Eric Norenberg, who began serving as Milford’s City Manager in January 2016, says that the biggest positive change has seen in Milford over the past year is the Downtown Development District designation issued by Governor Jack Markell in August. He says he believes the designation will bring significant building activity in the downtown area.

“As we see the new Bayhealth hospital start coming out of the ground, I think we will begin seeing plans for additional development in that area,” Mr. Norenberg said. “I expect there will also be an increase in new housing starts as well. There was much planning and engagement with the DDD prior to my arrival that enabled our successful application, but achieving the designation has spurred quite a bit of visible activity downtown as well as visible planning activities behind the scenes.”

Mr. Norenberg said that many projects are underway and others being planned as a result of the DDD designation. He says that the designation will allow some tenants to benefit from repairs and improvements while landmarks in downtown are being refurbished for new businesses who want to invest in downtown. Mr. Norenberg says that much of the internal organizational reviews taking place in the city are less visible to the public, but necessary. He said that he expects changes proposed in early 2017 and more later in the year as the City works to adjust the organization to continue to be responsive to the needs of the citizens and operate in the most efficient manner.
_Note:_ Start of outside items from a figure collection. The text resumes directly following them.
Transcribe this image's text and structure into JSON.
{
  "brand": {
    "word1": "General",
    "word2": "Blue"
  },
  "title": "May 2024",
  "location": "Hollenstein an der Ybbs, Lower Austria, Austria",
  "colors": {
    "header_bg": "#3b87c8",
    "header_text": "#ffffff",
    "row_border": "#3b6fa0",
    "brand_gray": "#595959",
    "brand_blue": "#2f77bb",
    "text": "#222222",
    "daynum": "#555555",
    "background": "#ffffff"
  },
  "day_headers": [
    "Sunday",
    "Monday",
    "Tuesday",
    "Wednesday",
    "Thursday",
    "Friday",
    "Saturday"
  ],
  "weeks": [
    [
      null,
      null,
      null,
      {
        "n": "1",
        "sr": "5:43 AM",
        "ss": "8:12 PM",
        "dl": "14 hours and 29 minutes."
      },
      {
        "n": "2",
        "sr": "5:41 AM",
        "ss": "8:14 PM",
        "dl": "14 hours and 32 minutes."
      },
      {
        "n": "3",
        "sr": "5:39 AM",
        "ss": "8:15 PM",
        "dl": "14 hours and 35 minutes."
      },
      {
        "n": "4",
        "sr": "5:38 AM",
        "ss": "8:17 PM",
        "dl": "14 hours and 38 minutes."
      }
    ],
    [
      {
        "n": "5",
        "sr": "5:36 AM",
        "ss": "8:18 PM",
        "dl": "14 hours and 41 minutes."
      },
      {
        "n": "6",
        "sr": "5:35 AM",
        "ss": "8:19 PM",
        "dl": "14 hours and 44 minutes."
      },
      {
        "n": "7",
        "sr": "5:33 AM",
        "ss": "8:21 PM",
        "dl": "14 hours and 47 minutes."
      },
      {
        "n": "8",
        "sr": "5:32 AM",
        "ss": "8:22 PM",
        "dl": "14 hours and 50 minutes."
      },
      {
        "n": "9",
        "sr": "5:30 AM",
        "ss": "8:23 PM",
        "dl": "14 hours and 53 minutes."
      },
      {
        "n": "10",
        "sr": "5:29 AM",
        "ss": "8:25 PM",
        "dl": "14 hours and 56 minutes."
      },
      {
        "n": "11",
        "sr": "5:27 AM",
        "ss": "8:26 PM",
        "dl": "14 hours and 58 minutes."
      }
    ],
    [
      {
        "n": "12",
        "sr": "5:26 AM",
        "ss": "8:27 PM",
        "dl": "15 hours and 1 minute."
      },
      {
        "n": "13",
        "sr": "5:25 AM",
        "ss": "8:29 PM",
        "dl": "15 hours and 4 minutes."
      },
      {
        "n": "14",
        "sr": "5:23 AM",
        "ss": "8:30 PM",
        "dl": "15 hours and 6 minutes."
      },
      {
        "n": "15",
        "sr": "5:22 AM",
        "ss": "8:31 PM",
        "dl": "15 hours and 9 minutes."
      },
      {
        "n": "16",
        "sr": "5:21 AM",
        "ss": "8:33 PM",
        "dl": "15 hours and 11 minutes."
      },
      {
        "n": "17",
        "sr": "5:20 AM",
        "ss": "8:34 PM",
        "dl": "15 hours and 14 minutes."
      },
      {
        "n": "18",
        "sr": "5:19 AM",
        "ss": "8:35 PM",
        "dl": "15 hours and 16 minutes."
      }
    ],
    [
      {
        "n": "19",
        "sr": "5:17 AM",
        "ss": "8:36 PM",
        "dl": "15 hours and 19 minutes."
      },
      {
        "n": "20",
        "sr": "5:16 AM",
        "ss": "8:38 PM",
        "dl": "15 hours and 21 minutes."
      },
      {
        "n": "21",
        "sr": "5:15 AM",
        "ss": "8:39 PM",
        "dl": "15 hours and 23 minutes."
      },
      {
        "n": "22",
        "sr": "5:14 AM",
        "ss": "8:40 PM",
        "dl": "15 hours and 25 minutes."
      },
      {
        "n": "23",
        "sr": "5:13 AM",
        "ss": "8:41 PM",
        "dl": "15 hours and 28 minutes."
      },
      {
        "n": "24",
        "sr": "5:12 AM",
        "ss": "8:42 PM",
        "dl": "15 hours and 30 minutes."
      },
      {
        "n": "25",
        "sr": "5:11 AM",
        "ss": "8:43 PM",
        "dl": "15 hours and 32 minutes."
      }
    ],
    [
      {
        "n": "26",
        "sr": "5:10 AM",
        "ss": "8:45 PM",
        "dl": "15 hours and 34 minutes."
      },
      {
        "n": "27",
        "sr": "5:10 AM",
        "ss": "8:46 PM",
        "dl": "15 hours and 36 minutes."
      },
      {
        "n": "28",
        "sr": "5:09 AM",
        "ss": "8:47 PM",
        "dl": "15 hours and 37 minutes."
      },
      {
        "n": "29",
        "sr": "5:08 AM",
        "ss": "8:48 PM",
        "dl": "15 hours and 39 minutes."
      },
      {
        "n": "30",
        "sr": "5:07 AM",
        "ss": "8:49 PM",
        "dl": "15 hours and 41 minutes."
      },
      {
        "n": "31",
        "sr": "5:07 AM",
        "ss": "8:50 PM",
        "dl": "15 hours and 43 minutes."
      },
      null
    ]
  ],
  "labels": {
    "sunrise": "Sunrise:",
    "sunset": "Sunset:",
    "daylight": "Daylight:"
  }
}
Infrastructure needs are also a focus for Mr. Norenberg in 2017. Delaware Department of Transportation plans to repave Northeast and Northwest Front Street (Route 14) in the next year or so. This means the City needs to assess and replace underground utilities prior to that project beginning. The City also plans to conduct a pavement inventory to plan and prioritize future City street improvements. Sidewalk repairs and improvements are also on the agenda for the upcoming year.

One issue facing Milford and many small towns in Delaware is a recent statement from Attorney General Matt Denn regarding the use of prevailing wage in municipal projects. According to Delaware Code, prevailing wages are “the minimum wages to be paid to various classes of laborers and mechanics which shall be based upon the wages that will be determined by the Delaware Department of Labor, Division of Industrial Affairs, to be prevailing in the county in which the work is to be performed.” Mr. Norenberg said that this could make it difficult for Milford to complete some of the projects they were hoping to complete in 2017.

“Requiring prevailing wage rates prevents the competitive free market from determining the true cost of constructing a project,” Mr. Norenberg said. “We will monitor the situation and determine the best course of action in 2017. If a bill to correct the language in the bond bill is placed in time, projects may benefit.” One project that could be negatively impacted by the prevailing wage requirement is the resurfacing of Airport Road. If the City is required to use prevailing wage, the cost of the project could increase significantly which could mean a delay if the City must make budget adjustments to cover those added costs.